至近距離から発砲された銃弾はエゼルの身体を抉るように貫こうと回転しているーー腹部が貫かれるーーそれは否。
緑色のベールのようなものに包まれた彼の腹部で回転を続ける銃弾は潰れるようにひしゃげて地面に音も無く落下した。
「なっ!?その銃弾は俺の特製だぞ!?」
「ありがとう。僕の存在に気づいてくれて;;」
「え?」
彼は溢れる鼻水と涙に顔をぐしゃぐしゃにしながらお礼を言った。
主人公なのに登場が遅く、そして司令官にも忘れられていた青年の心は意外に脆く、ここに来て自分に気づいて銃弾を撃ち込んでくれた相手へ感謝の気持ちは半端なものではなかったのだろう。

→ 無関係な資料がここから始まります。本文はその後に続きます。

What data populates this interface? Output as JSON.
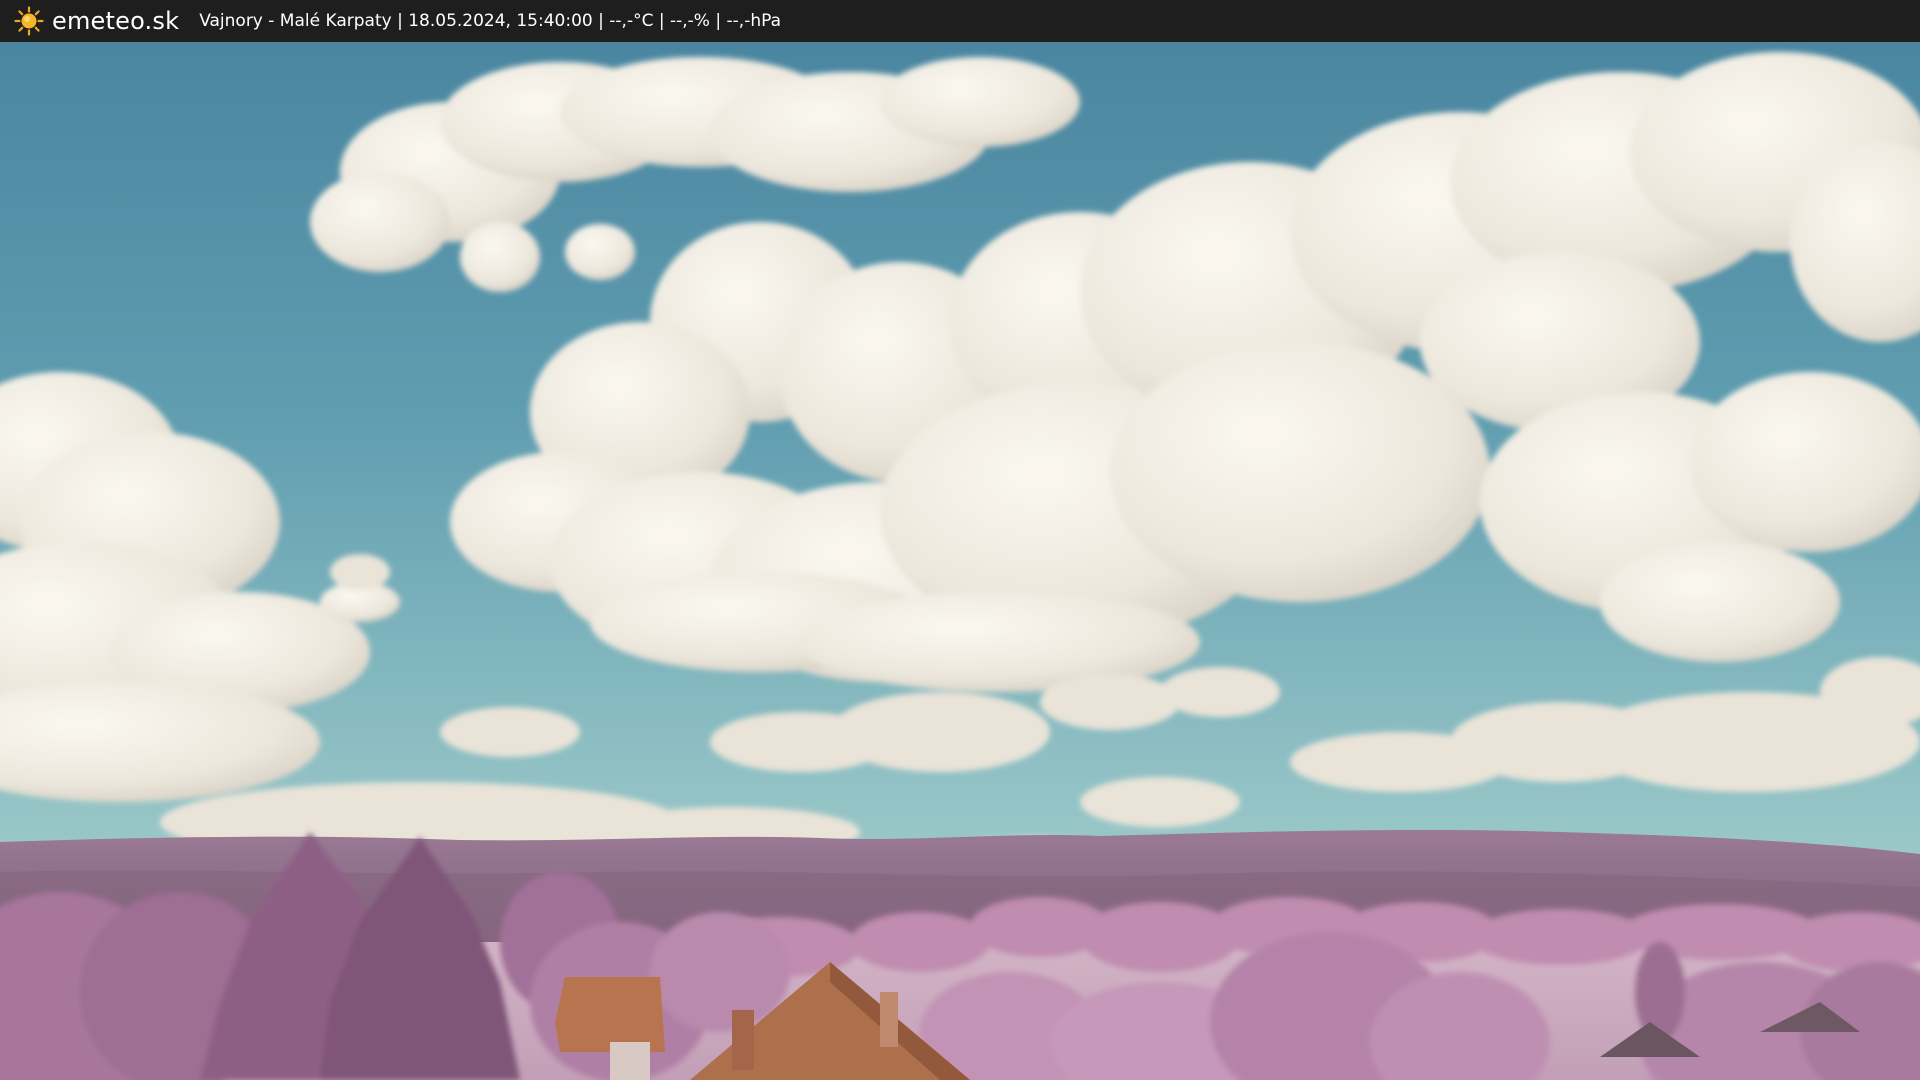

「ーーだからその感謝を込めて僕は君を倒すよ。身体能力強化魔法初伝ーー天叢雲剣!」
一瞬、男の目の前からエゼルが消えたかと思うと閃光の速度で急接近し一刀両断し相手の背後に着地した。刀など手に持っているわけもなく、掌を細く鋭い剣のような形にしている。
刹那ーー"一発の一刀両断"が五十回の斬撃として飛び散った。
男はひたすらに切り刻まれ、地面に落ちながら白目剥き出しでドサッと重みのある音と共に意識を手放した。
「ハァ、ハァ、ハァ・・・」
力を使い切った反動でかなりの疲労が溜まる。覚束ない足取りでみんなのいる場所に一歩一歩力強く歩き進む。
「・・・大丈夫です・・足を撃たれてしまっただけですよ。エゼル君。」
三人に囲まれた状態でこちらに笑顔を向けるチトの姿があった。当の三人はエゼル到着が今だったという感じに「遅〜い」などと抜かしている。そんな三人を放っておいて、普通ならばここで「良かった」などと言って肩を落とすだろう。
しかし、エゼルは違った。
「うううううぅぅ〜」
眼に沢山の涙を溜めて、チトの近くに泣きながら腰を下ろした。
地面に落ちる涙を手で拭いながら、彼はチトに感謝の気持ちを伝える。
「覚えててくれてありがとおお!!」
「「「力一杯の言葉がそれかよ」」」
三人のマジレスにややムキになったエゼルは「ほら行くよ!チトさんは僕が連れて行くからみんなは僕の速度についてきてよ!!遅いんだから!!」
「「「うるせええ!!」」」
チトを背中でしっかりと離さないように支えながら、閃光の速度で扉を目指す。
後ろの方で嫌味をぶつけてくる三人に視線を移すことなく速度をさらに上げた。
「お、おう。お前ら遅かったな。なんかあったか?」
気づかれないように偵察に行っていた司令官は、エゼルの戦闘シーンを見てから速攻でこちらに戻ってかき氷を早食いしていたようで頭がキーンとなりながら何もなかったかのように問う。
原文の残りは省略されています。